怪獣万歳!

muho2’s diary

小説を書いて暮らしている大倉崇裕です。怪獣が3度の飯より好きです。政治的な発言は控えていましたが、保険証廃止の動きで頭が沸騰し、しばらく叫き続けていきます。自分自身大病もしたし、12年間親の介護もしました。その経験からも、保険証は廃止しちゃダメ。絶対!

「名人 志ん生、そして志ん朝」

先月購入したCD、古今亭志ん朝の「お見立て」があまりに素晴らしかったので、10回くらい聴いてしまい、その勢いで「名人 志ん生、そして志ん朝」(小林信彦著・文春文庫)を読む。2001年10月、63歳で亡くなった古今亭志ん朝師を悼む、叫びからできあがったような一冊である。

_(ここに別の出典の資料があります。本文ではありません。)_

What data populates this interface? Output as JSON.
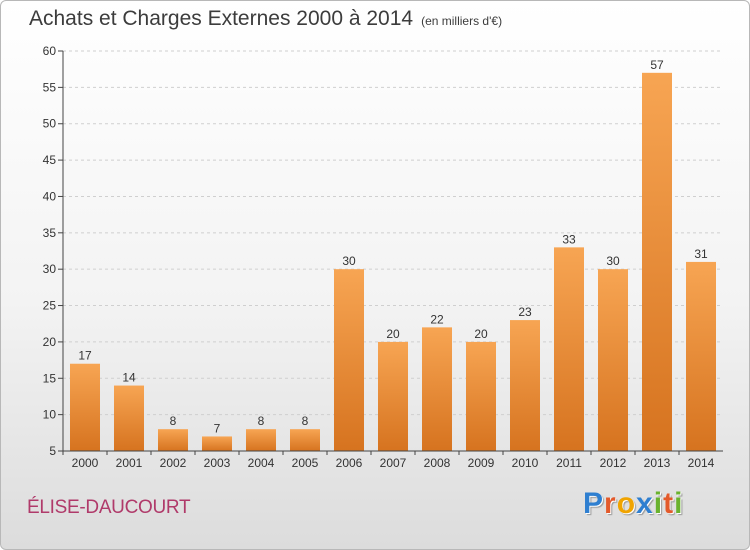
{
  "header": {
    "title": "Achats et Charges Externes 2000 à 2014",
    "unit": "(en milliers d'€)"
  },
  "footer": {
    "location": "ÉLISE-DAUCOURT",
    "logo_letters": [
      {
        "char": "P",
        "color": "#2f7fd0"
      },
      {
        "char": "r",
        "color": "#e35a2b"
      },
      {
        "char": "o",
        "color": "#f0a400"
      },
      {
        "char": "x",
        "color": "#2f7fd0"
      },
      {
        "char": "i",
        "color": "#6ab22e"
      },
      {
        "char": "t",
        "color": "#e35a2b"
      },
      {
        "char": "i",
        "color": "#6ab22e"
      }
    ]
  },
  "colors": {
    "bar_light": "#f7a553",
    "bar_dark": "#d6731f",
    "axis": "#444444",
    "grid": "#cfcfcf"
  },
  "chart_data": {
    "type": "bar",
    "title": "Achats et Charges Externes 2000 à 2014",
    "unit": "(en milliers d'€)",
    "categories": [
      "2000",
      "2001",
      "2002",
      "2003",
      "2004",
      "2005",
      "2006",
      "2007",
      "2008",
      "2009",
      "2010",
      "2011",
      "2012",
      "2013",
      "2014"
    ],
    "values": [
      17,
      14,
      8,
      7,
      8,
      8,
      30,
      20,
      22,
      20,
      23,
      33,
      30,
      57,
      31
    ],
    "ylim": [
      5,
      60
    ],
    "yticks": [
      5,
      10,
      15,
      20,
      25,
      30,
      35,
      40,
      45,
      50,
      55,
      60
    ],
    "grid": "horizontal dashed",
    "legend": "none"
  }
}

志ん生から志ん朝へと繋がる昭和の落語界を駆け足で振り返り、志ん朝の晩年(?)名古屋で年一度開かれた「三夜独演会」を演目とともに詳述する。
はっとしたのは、昭和24年に出た安藤鶴夫著「落語観賞」の〈あとがき〉が引用されていること。
安藤は当時の「落語界の危機」を……

1 おかしければそれでいい、という〈面目主義〉の観客たち
2 批評の皆無
3 一人漫才然とした大道芸の落語家がラジオや名人会と称するものの大看板になっていること
4 本筋の落語の芸が、二、三の優れた人たちの死によって、たちまち消え去るであろうこと

現代もまったく同じ状況にあるのだよと悲しむべきか、こんな状況のままでも何とか落語は滅びずに残っているよと安堵すべきか。
小林氏は志ん朝の死によって、「本物の東京言葉が消えてしまい、もう東京落語は終わった」とまで書いているが、現代にそこまで要求するのは、酷な気がする。ある程度、現代に迎合することは必要だし、落語は大衆の芸なのだから、そうでもしないと生き残れない。
ただ、志ん朝が亡くなって、「その後に誰がいる?」ときかれれば、「誰もいない」と答えるより仕方ない。